On behalf of Stange Law Firm, PC posted in Child Support on Friday, February 22, 2019.
Illinois parents with child support obligations could face negative consequences if they fail to make full payments. This is true even if a custodial parent withholds visitation or otherwise interferes with the relationship between the noncustodial parent and child. Generally speaking, the courts see child support and child custody or visitation issues as two separate matters. Therefore, a parent would need to go to court to remedy any visitation issues.
Those who are having a hard time keeping up with their current support obligations could ask for a child support modification order. This may be granted if a parent has lost a job or is experiencing some other financial difficulties. Child support could also be terminated if a child is emancipated. However, a court will determine if a child is mature enough to be on their own before granting such a request. In some cases, child support orders will remain in effect if it’s possible the child might ask for assistance after emancipation.
Ideally, parents will work together to resolve any issues related to supporting the child’s needs. When making any sort of child custody, visitation or support ruling, a judge will use the child’s best interest as a standard.

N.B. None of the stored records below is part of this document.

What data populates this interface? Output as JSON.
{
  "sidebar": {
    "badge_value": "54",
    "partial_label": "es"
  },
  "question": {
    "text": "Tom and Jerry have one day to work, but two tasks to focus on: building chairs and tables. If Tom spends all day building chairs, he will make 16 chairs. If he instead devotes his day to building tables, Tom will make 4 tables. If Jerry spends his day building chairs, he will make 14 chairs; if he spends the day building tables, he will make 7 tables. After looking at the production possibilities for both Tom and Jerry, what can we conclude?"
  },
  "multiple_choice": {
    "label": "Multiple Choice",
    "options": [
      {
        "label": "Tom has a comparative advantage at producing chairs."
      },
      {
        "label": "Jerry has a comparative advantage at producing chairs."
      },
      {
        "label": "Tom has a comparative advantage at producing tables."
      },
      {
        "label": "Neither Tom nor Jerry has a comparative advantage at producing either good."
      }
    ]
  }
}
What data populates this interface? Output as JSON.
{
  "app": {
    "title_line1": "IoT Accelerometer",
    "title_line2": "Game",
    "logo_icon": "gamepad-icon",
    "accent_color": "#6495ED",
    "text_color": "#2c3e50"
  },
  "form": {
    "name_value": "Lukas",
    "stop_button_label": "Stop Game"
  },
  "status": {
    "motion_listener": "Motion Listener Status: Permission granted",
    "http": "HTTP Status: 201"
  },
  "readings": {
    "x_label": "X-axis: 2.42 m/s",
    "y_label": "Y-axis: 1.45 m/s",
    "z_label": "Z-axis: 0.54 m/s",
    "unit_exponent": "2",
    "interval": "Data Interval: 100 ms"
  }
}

Most jurisdictions make child support enforcement a top priority. Therefore, parents who have not made child support payments as ordered could be at risk of serving jail time or losing a drivers license. They could also face financial penalties such as interest on an unpaid support debt. An attorney may help a parent rectify any issues related to past due child support. This may allow an individual to provide for a child without facing a significant financial hardship.